Restructuring the area's economic pattern is an important task of the new countryside construction program. In Longlian Village, the amount of livestock has been decreased for economic and environmental reasons.

"Only one household in the village is still raising pigs. We encouraged our farmers to grow more cash crops like rubber plants and peppers, which are more profitable than raising scattered livestock," said Liang, the village head. He added that the per-capita income in the village had risen to 6,800 yuan ($971) in 2007, an increase of 1,500 yuan ($214) over 2006.

Liang said several households in his village had begun raising frogs using self-built pools, in some cases adding as much as 10,000 yuan ($1,400) to their annual family income.

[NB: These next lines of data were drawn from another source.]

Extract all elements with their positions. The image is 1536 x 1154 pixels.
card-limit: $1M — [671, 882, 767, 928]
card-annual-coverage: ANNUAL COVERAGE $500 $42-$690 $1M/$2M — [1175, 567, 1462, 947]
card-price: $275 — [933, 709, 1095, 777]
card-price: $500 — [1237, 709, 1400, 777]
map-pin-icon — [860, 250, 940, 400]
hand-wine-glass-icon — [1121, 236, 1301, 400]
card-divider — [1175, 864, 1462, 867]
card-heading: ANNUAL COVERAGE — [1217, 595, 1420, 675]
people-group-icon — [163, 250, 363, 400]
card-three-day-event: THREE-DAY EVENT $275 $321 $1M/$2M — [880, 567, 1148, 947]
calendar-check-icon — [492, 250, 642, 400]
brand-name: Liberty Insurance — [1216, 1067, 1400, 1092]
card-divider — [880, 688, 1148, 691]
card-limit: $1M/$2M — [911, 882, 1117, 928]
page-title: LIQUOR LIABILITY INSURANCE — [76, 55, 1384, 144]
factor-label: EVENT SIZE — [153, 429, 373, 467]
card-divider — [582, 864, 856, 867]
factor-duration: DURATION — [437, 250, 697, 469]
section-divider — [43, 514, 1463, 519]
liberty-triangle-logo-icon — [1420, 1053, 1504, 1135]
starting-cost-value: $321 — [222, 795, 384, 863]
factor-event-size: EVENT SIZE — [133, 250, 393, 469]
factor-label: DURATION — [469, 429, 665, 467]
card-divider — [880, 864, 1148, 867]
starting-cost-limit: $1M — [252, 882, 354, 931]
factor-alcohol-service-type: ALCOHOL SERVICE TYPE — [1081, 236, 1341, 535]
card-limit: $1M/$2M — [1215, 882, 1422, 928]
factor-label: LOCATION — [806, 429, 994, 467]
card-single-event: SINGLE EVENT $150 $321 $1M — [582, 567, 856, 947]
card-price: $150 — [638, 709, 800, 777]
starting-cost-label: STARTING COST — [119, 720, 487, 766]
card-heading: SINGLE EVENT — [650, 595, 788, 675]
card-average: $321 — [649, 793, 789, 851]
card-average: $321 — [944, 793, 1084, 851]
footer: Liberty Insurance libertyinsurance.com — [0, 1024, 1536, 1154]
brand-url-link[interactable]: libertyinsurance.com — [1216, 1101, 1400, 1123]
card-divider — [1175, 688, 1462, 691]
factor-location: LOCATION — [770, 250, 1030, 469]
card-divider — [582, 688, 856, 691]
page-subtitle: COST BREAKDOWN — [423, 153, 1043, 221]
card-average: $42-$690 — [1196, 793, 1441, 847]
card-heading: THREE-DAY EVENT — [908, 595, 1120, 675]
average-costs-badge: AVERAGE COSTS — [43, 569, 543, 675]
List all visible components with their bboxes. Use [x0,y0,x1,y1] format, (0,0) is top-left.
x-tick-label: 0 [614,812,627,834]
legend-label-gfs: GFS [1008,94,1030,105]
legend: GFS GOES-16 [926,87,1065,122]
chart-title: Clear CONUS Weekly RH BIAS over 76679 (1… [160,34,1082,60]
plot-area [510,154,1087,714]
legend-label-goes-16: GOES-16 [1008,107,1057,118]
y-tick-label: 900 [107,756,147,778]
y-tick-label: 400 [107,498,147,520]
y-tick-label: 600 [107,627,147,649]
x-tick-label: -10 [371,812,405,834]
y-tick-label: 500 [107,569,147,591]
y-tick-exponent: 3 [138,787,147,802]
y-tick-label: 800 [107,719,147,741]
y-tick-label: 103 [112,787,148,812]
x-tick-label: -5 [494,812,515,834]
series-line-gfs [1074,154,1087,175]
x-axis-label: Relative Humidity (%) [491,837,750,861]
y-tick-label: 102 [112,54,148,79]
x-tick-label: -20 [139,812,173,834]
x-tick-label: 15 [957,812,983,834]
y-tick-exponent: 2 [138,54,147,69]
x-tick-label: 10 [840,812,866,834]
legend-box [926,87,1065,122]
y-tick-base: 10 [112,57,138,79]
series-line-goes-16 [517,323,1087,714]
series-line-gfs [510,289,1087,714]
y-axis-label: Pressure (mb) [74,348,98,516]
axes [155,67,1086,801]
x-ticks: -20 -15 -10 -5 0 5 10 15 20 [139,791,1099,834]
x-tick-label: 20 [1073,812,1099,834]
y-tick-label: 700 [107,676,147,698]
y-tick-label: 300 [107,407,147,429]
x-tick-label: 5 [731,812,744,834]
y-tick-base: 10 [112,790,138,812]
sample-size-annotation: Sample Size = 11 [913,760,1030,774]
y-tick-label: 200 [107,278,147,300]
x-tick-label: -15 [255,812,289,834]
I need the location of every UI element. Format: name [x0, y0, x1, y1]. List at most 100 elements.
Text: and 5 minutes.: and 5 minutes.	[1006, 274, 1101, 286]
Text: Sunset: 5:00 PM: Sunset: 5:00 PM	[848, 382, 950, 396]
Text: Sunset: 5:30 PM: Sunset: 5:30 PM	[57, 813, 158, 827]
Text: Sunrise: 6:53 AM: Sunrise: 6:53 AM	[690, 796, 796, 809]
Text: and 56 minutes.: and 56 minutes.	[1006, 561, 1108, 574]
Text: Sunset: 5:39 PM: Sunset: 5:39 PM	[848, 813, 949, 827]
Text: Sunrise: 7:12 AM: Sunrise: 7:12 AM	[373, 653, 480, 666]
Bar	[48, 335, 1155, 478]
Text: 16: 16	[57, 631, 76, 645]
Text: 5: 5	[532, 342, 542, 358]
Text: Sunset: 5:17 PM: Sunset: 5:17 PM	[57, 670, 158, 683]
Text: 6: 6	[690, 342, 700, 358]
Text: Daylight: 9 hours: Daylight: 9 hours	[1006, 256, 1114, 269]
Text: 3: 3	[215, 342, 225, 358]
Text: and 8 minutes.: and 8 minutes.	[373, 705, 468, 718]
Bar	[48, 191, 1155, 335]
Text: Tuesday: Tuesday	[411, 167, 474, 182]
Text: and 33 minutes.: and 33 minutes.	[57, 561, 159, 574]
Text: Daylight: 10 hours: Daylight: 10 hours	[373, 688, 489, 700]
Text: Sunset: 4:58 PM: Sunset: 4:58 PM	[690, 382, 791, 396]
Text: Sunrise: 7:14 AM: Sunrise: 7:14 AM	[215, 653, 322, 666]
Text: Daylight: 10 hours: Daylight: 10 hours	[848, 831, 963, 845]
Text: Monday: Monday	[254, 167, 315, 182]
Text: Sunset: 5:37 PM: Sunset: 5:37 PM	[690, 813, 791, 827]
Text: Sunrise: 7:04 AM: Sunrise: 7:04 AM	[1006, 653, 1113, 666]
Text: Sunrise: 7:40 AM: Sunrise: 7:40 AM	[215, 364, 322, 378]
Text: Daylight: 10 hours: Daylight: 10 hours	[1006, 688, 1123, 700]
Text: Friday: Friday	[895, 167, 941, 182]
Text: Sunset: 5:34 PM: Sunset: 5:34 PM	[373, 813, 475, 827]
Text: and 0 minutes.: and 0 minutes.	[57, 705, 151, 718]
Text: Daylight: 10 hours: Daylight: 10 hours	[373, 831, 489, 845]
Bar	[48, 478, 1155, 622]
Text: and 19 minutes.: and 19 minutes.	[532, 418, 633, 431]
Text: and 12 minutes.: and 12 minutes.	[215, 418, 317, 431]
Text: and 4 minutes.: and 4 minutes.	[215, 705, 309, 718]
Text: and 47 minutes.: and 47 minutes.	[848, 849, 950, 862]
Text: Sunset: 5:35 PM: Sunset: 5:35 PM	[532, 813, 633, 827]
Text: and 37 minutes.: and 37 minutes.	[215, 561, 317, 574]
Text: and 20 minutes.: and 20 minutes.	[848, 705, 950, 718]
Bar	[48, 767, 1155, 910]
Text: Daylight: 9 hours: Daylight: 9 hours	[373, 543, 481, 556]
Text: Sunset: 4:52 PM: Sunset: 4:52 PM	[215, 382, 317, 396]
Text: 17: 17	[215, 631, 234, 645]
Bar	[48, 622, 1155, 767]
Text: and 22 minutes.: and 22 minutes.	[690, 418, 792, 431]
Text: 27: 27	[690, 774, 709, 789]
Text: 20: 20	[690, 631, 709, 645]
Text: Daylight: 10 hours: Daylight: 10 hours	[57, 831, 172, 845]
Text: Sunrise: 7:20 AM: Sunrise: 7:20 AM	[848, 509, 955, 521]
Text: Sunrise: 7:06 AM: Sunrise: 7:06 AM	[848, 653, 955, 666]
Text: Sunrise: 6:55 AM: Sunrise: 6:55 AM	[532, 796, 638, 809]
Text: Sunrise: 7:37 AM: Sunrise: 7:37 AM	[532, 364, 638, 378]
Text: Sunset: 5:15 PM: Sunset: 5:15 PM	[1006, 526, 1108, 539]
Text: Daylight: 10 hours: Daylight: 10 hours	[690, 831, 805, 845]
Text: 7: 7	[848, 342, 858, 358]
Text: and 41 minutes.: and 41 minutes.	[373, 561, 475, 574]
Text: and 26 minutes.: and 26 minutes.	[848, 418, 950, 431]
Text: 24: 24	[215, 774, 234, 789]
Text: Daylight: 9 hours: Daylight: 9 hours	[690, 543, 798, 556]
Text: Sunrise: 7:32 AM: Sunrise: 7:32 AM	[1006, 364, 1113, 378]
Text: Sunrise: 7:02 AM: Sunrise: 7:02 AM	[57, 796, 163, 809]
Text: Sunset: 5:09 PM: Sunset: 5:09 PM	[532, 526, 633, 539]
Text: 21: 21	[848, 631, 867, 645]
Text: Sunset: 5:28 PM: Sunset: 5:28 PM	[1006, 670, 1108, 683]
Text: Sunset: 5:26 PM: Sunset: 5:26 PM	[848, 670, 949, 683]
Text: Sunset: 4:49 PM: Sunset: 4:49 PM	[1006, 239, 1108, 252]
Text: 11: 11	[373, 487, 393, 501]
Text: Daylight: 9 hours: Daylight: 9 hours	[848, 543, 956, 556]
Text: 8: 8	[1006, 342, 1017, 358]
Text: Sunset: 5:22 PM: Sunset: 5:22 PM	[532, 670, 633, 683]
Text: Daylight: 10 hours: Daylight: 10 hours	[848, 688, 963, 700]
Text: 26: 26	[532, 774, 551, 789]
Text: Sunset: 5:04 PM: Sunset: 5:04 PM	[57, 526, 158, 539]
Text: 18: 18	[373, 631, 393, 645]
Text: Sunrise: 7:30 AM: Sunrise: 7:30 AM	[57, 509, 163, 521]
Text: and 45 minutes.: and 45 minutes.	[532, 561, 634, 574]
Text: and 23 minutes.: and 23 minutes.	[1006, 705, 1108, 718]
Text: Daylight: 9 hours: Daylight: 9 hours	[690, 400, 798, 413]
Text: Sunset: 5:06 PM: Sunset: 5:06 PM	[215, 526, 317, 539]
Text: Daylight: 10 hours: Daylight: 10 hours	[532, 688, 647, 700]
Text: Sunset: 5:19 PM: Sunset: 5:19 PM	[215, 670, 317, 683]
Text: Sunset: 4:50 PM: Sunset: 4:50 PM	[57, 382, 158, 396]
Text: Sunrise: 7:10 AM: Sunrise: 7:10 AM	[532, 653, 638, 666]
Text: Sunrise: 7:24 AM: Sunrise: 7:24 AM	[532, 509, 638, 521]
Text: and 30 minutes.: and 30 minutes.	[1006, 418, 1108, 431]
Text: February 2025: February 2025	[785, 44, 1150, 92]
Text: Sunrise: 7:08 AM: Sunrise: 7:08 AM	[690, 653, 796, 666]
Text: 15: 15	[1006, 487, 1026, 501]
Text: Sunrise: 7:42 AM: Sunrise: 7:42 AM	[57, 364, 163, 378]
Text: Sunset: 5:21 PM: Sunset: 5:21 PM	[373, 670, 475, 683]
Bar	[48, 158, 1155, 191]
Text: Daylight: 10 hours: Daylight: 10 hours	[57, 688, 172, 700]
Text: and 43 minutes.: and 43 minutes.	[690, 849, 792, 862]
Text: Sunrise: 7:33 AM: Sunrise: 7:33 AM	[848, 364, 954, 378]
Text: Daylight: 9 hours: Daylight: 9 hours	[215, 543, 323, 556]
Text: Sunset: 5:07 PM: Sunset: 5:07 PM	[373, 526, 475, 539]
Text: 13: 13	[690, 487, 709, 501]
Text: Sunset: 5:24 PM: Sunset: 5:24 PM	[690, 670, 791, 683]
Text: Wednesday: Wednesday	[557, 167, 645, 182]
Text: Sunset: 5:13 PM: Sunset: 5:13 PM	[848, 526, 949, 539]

According to Chen, his village plans to build a large-scale pig farm in the coming years. "We are aiming at mass breeding that can produce 10,000 pigs each year," said the ambitious young chief.

As the environment improves, some villages have begun to develop tourism. "Tourists from the cities can fish in the lakes, try our rustic food and watch excellent countryside entertainment shows," said Liang, who is very confident about the future of his village.

For some villages, the countryside construction project has been a way out of poverty. In 2003, two thirds of the 72 households in Li minority-dominated Fangman Village were below the poverty line with per capita income of 1,152 yuan ($164).

After two years of poverty-alleviation measures, which changed the village both environmentally and economically, per-capita income there had risen to 1,943 yuan ($277) by 2005, a year-on-year increase of 31 percent.

Statistics show the province has devoted 840 million yuan ($120 million) to helping the poor since 1988. The poverty-stricken population had been reduced to 128,000 by the end of 2007 from 2 million in 1987.